С точки зрения Шкловского, литературная история и повседневная жизнь символически взаимодействовали через колебание двух принципов – «остранения» и «автоматизма». Миссия искусства – «остранять» объекты повседневности, с тем чтобы их привычное восприятие, притупленное давлением и скукой быта, перевернулось и обновилось. Наиболее образно выразил эту мысль Шкловский в работе «Искусство как прием»: мы видим природу (людей, события, идеи) сквозь линзы искусства, «чтобы делать камень каменным»; без опыта искусства наше онемевшее и автоматизированное существование съедало бы «вещи, платье, мебель, жену и страх войны» [Шкловский 1983: 15]. В этой динамике искусство с его приоритетом формы совершенно определенно служит жизни: его терапевтический потенциал направлен на наше пробуждение и обновление.

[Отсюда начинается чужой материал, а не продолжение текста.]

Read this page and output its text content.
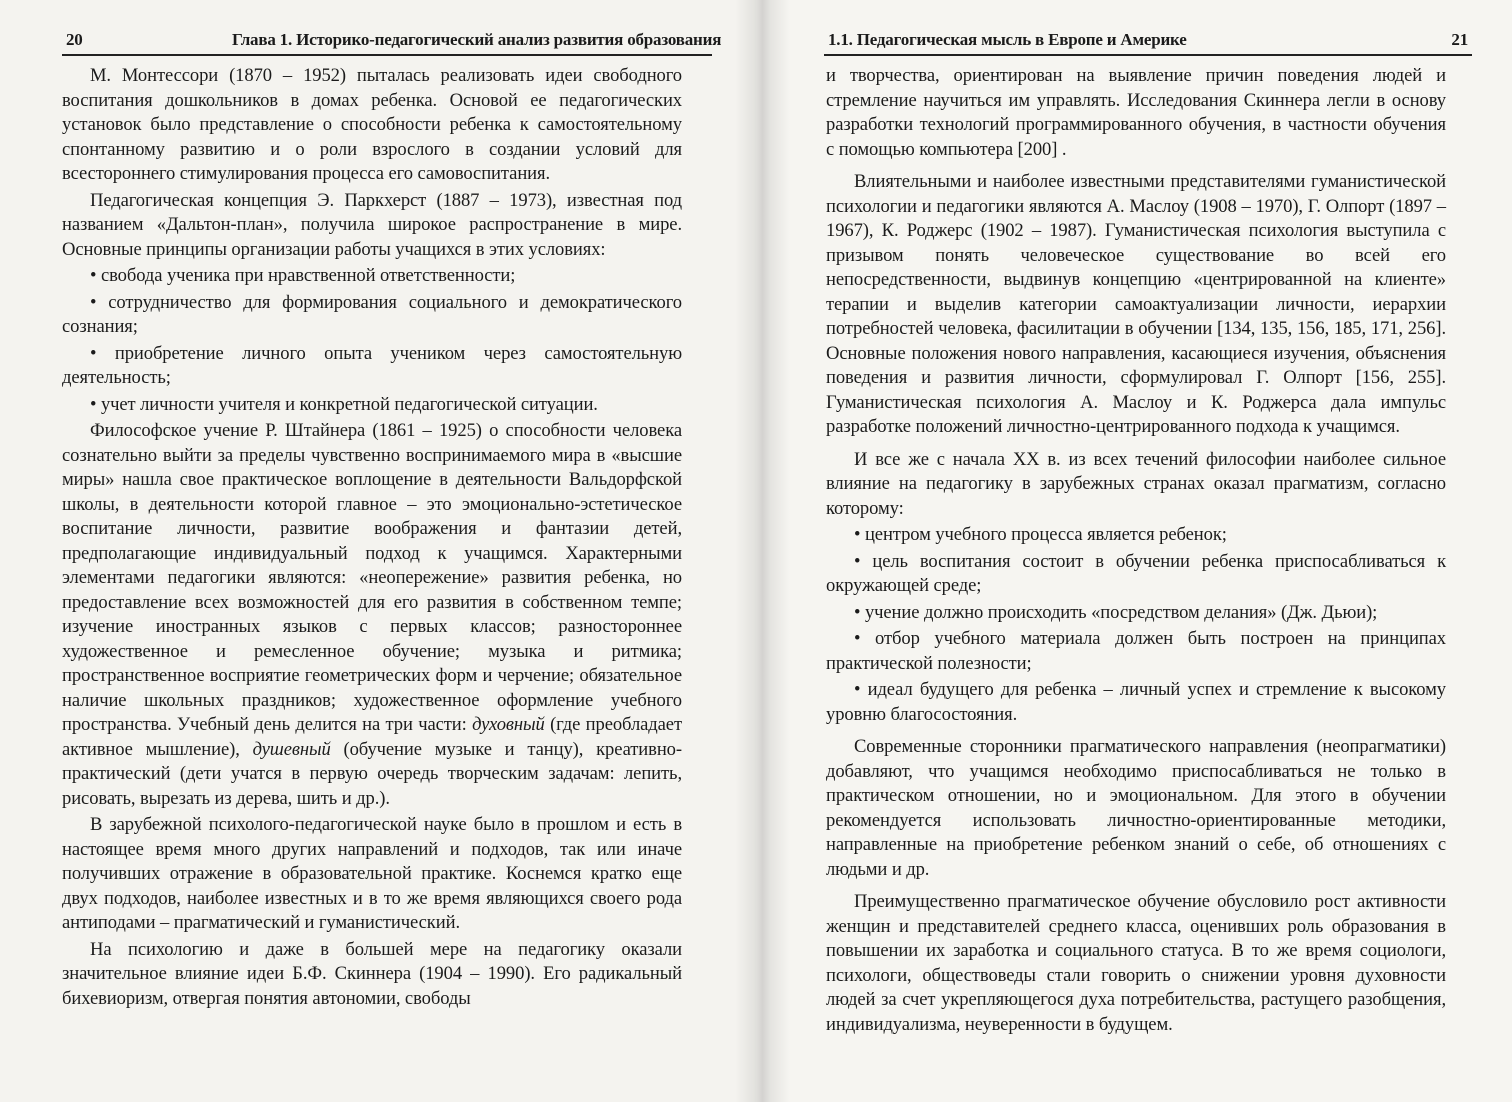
20	Глава 1. Историко-педагогический анализ развития образования

М. Монтессори (1870 – 1952) пыталась реализовать идеи свободного воспитания дошкольников в домах ребенка. Основой ее педагогических установок было представление о способности ребенка к самостоятельному спонтанному развитию и о роли взрослого в создании условий для всестороннего стимулирования процесса его самовоспитания.

Педагогическая концепция Э. Паркхерст (1887 – 1973), известная под названием «Дальтон-план», получила широкое распространение в мире. Основные принципы организации работы учащихся в этих условиях:

• свобода ученика при нравственной ответственности;

• сотрудничество для формирования социального и демократического сознания;

• приобретение личного опыта учеником через самостоятельную деятельность;

• учет личности учителя и конкретной педагогической ситуации.

Философское учение Р. Штайнера (1861 – 1925) о способности человека сознательно выйти за пределы чувственно воспринимаемого мира в «высшие миры» нашла свое практическое воплощение в деятельности Вальдорфской школы, в деятельности которой главное – это эмоционально-эстетическое воспитание личности, развитие воображения и фантазии детей, предполагающие индивидуальный подход к учащимся. Характерными элементами педагогики являются: «неопережение» развития ребенка, но предоставление всех возможностей для его развития в собственном темпе; изучение иностранных языков с первых классов; разностороннее художественное и ремесленное обучение; музыка и ритмика; пространственное восприятие геометрических форм и черчение; обязательное наличие школьных праздников; художественное оформление учебного пространства. Учебный день делится на три части: духовный (где преобладает активное мышление), душевный (обучение музыке и танцу), креативно-практический (дети учатся в первую очередь творческим задачам: лепить, рисовать, вырезать из дерева, шить и др.).

В зарубежной психолого-педагогической науке было в прошлом и есть в настоящее время много других направлений и подходов, так или иначе получивших отражение в образовательной практике. Коснемся кратко еще двух подходов, наиболее известных и в то же время являющихся своего рода антиподами – прагматический и гуманистический.

На психологию и даже в большей мере на педагогику оказали значительное влияние идеи Б.Ф. Скиннера (1904 – 1990). Его радикальный бихевиоризм, отвергая понятия автономии, свободы

1.1. Педагогическая мысль в Европе и Америке	21

и творчества, ориентирован на выявление причин поведения людей и стремление научиться им управлять. Исследования Скиннера легли в основу разработки технологий программированного обучения, в частности обучения с помощью компьютера [200] .

Влиятельными и наиболее известными представителями гуманистической психологии и педагогики являются А. Маслоу (1908 – 1970), Г. Олпорт (1897 – 1967), К. Роджерс (1902 – 1987). Гуманистическая психология выступила с призывом понять человеческое существование во всей его непосредственности, выдвинув концепцию «центрированной на клиенте» терапии и выделив категории самоактуализации личности, иерархии потребностей человека, фасилитации в обучении [134, 135, 156, 185, 171, 256]. Основные положения нового направления, касающиеся изучения, объяснения поведения и развития личности, сформулировал Г. Олпорт [156, 255]. Гуманистическая психология А. Маслоу и К. Роджерса дала импульс разработке положений личностно-центрированного подхода к учащимся.

И все же с начала XX в. из всех течений философии наиболее сильное влияние на педагогику в зарубежных странах оказал прагматизм, согласно которому:

• центром учебного процесса является ребенок;

• цель воспитания состоит в обучении ребенка приспосабливаться к окружающей среде;

• учение должно происходить «посредством делания» (Дж. Дьюи);

• отбор учебного материала должен быть построен на принципах практической полезности;

• идеал будущего для ребенка – личный успех и стремление к высокому уровню благосостояния.

Современные сторонники прагматического направления (неопрагматики) добавляют, что учащимся необходимо приспосабливаться не только в практическом отношении, но и эмоциональном. Для этого в обучении рекомендуется использовать личностно-ориентированные методики, направленные на приобретение ребенком знаний о себе, об отношениях с людьми и др.

Преимущественно прагматическое обучение обусловило рост активности женщин и представителей среднего класса, оценивших роль образования в повышении их заработка и социального статуса. В то же время социологи, психологи, обществоведы стали говорить о снижении уровня духовности людей за счет укрепляющегося духа потребительства, растущего разобщения, индивидуализма, неуверенности в будущем.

Тем не менее эта «служба жизни» никоим образом не напоминает оптимальные отношения между жизнью-опытом и художественным выражением в бахтинской, марксистско-социологической или психологической моделях. Естественно близкой (или поддерживающей) дисциплиной для формалистской словоцентрической эстетики оставалась лингвистика. Этот альянс отличал русский формализм от западноевропейского, который апеллировал прежде всего к изобразительным искусствам и опирался на законы музыки и живописи. В России же, напротив, избавление словесного искусства от зависимости от образа — легко узнаваемого, пассивно воспринимаемого и усыпляющего – было одной из наиболее актуальных задач раннего формализма. Этот приоритет объясняет неожиданную саркастическую атаку Шкловского в первых же строках его известного эссе «Искусство как прием» на украинского филолога XIX века Александра Потебню, который учил, что «искусство – это мышление образами»[11].

4

Доминанта – это то, что «гарантирует целостность структуры» и подчиняет себе другие составляющие художественного произведения, утверждал Якобсон в статье, написанной в 1935 году [Якобсон 1996: 119].

5





Эти сдвиги осмыслены как три последовательные метафоры в [Steiner 1984:44-137].

6

Анализ этого фундаментального сдвига см. в [Hirschkop 2001].

7

Сам Бахтин позже говорил о своем научном кружке – вероятно, апеллируя к благородному немецкому философскому Kreis — как о «круге» (а не «кружке») [Shepherd 2004].

8

Анализ этого «журнального» аспекта литературно-критической культуры в первое революционное десятилетие см. в [Магуайр 2004], особенно главы II и III об отношениях между литературой и журналами, сериализовавшими и критиковавшими ее.

9

О параллелях между йенскими и берлинскими романтиками, Гегелем и формалистической методологией см. [Парамонов 1995].

10

См. книгу П. Н. Медведева «Формальный метод в литературоведении», особенно главу «Поэтический язык как предмет поэтики», где Медведев обвинял формалистов – его очевидной мишенью был Шкловский – в фетишизации художественного слова и приписывании «жизненно-практическому языку» вспомогательной, нетворческой, неисторической и произвольной роли в жизни человека [Медведев 1993: 103–105].

11

Крупнейший лингвист и философ языка Александр Афанасьевич Потебня (1835–1891), профессор Харьковского университета, известен выдвижением визуального воображаемого в качестве определяющего фактора поэтического языка. «Искусство как прием» Шкловского (1916–1917) неожиданно начинается с полемической цитаты, тут же сатирически отвергаемой: «“Искусство – это мышление образами”. Эту фразу можно услышать и от гимназиста, она же является исходной точкой для ученого филолога, начинающего создавать в области теории литературы какое-нибудь построение» [Шкловский 1983: 9].